Reputation: 21
I've been trying out coinductive types and decided to define coinductive versions of the natural numbers and the vectors (lists with their size in the type). I defined them and the infinite number as so:
CoInductive conat : Set :=
| cozero : conat
| cosuc : conat -> conat.
CoInductive covec (A : Set) : conat -> Set :=
| conil : covec A cozero
| cocons : forall (n : conat), A -> covec A n -> covec A (cosuc n).
CoFixpoint infnum : conat := cosuc infnum.
It all worked except for the definition I gave for an infinite covector
CoFixpoint ones : covec nat infnum := cocons 1 ones.
which gave the following type mismatch
Error:
In environment
ones : covec nat infnum
The term "cocons 1 ones" has type "covec nat (cosuc infnum)" while it is expected to have type
"covec nat infnum".
I thought the compiler would accept this definition since, by definition, infnum = cosuc infnum. How can I make the compiler understand these expressions are the same?
Upvotes: 2
Views: 120
Reputation: 15404
The standard way to solve this issue is described in Adam Chlipala's CPDT (see the chapter on Coinduction).
Definition frob (c : conat) :=
match c with
| cozero => cozero
| cosuc c' => cosuc c'
end.
Lemma frob_eq (c : conat) : c = frob c.
Proof. now destruct c.

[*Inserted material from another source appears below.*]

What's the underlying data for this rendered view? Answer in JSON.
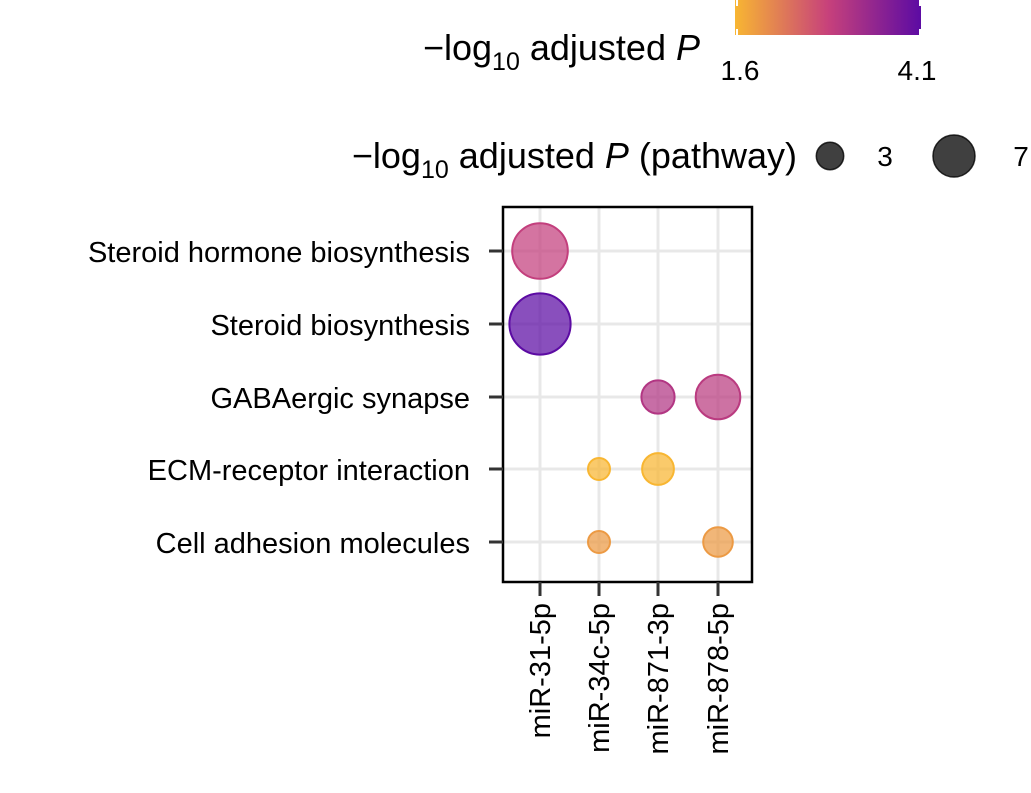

Qed.
You can use the above definitions like so:
CoFixpoint ones : covec nat infnum.
Proof. rewrite frob_eq; exact (cocons 1 ones). Defined.
or, perhaps, in a bit more readable way:
Require Import Coq.Program.Tactics.
Program CoFixpoint ones : covec nat infnum := cocons 1 ones.
Next Obligation. now rewrite frob_eq. Qed.